How Flexibility Changed My Yoga Practice
People thing being flexible in yoga is not only a pre-requisite, but an end goal… but let’s backtrack a bit.
When I was younger I was a dancer, gymnast and figure skater over a span of 10 years. I always thought I was flexible, but when I was a figure skater (around age 12) I found some trouble when I was trying to do a spin with my foot behind my head (my 25 year old brain cannot remember the formal name of this ). I found I was able to grab my foot with ease, and in turn was actually over extending my back. I became sore so quickly and when we went to the doctor it wasn’t long before he told me I had hyper flexibility in my lower spine. Although I didn’t know it at the time, this was my first run in with hyper-flexibility.
Fast forward more than 10 years, and since I didn’t do much physical activity or stretching throughout high school and college (unless it was walking to/from the bar), I was a little out of touch with my body.
When I started my yoga practice I wasn’t really sure what my body could or couldn’t do. Could I touch my toes? Could I bend back that far? Could I twist all the way to the right, what about to the left?
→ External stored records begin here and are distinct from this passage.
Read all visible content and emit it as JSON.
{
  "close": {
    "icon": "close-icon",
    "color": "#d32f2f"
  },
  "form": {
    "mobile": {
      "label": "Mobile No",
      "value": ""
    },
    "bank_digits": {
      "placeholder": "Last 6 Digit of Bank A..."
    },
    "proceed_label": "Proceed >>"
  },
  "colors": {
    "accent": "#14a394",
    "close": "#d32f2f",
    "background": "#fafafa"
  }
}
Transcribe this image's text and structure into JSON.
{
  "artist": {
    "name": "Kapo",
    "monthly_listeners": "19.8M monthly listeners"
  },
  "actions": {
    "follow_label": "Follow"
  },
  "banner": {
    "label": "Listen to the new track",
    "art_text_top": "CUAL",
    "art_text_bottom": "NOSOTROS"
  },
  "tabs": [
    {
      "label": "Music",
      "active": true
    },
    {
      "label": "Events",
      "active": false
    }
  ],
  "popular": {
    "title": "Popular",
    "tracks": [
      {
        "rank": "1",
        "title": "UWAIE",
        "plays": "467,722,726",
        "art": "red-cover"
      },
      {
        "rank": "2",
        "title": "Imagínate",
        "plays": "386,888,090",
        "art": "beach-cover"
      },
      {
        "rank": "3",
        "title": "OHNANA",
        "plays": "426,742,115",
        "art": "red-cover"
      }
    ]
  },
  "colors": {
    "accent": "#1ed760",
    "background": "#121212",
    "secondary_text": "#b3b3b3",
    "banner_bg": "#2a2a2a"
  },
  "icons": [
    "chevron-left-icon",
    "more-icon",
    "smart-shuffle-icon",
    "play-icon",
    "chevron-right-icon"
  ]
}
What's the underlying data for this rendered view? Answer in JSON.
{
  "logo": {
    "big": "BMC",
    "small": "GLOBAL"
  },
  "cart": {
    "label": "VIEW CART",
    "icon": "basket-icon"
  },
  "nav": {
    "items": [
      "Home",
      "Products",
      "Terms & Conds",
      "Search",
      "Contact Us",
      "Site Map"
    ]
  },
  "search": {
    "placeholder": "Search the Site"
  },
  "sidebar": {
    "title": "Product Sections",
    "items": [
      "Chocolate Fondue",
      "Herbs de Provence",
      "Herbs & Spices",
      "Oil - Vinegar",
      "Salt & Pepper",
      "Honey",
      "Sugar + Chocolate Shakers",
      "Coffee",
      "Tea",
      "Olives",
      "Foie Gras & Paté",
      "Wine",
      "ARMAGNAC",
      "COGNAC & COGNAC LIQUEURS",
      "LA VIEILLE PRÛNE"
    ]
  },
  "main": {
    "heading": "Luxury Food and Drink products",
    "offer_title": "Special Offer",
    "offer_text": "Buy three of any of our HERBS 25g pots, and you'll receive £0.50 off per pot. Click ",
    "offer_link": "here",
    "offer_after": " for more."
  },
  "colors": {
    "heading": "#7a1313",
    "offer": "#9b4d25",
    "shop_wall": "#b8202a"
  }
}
The first injury I got that affected my yoga practice I actually did not get from doing yoga.. I was riding a dirtbike with Chris in Vermont, fell and ended up fracturing my tibia and over-twisting my knee pretty deeply. Although this injury wasn’t directly FROM yoga, it affected my practice. It kept me off the mat for about 2 months, and once I was back on it – I had to be extremely careful of my knee. It took about a full year for me to fully recover.
A few months later I was in a seated twist towards the end of class, and remember pushing myself just a little further than I normally would. I went to un-twist, and could feel that I went too far. I laid down for savasana and when I got up, I knew I messed up.I’m lucky it was just an over twist on my muscle, but it was still painful and took again about 4 months for it to fully heal.
About two months ago, I was in class and it was a GREAT flow class. I was sweating, moving and breathing.. and really felt I was kicking ass. I had been in a deep low lunge hip opener and remember thinking “I’m kind of sinking here” but I kept going with it, kind of because I didn’t really know how to NOT sink into it. At the end of the day I got home and my hips we’re so sore, they were even tender to the touch. I knew I went too far.
This injury was scary because hips are so fragile and take a long time to heal. Anything muscular in general.. you’re basically at the mercy of your body. It’s not like a bone where you get a cast, but it’s self control to NOT re-injure the muscle.
The point of me delving into all of this is that I have found a silver lining in all these minor injuries. We push ourselves and get so caught up in our ego, mindset, what we think something “should be”… that we aren’t taking care of ourselves.
These injuries have also caused me to totally change my teaching style. I can’t tell you how many times in a deep lunge/hip opener that I’m telling people to activate their glute and their legs. Or in a lunge – press through the feet and stay active in the thighs to protect the hip and the knee.
We’re always SO focused on where we think we need to be (ie: deep bending into a lunge, twisting around 180 degrees in a twist) that we don’t realize we aren’t putting our bodies first. The beauty of yoga, is that even if you can bend deep into that lunge and rotate 180 degrees in a twist – there’s ALWAYS another step. There’s always an Iyengar or someone else who has done something deeper, harder, longer… and getting there is NOT the purpose of yoga.
Teaching yourself patience, self care and love however.. is the purpose of yoga.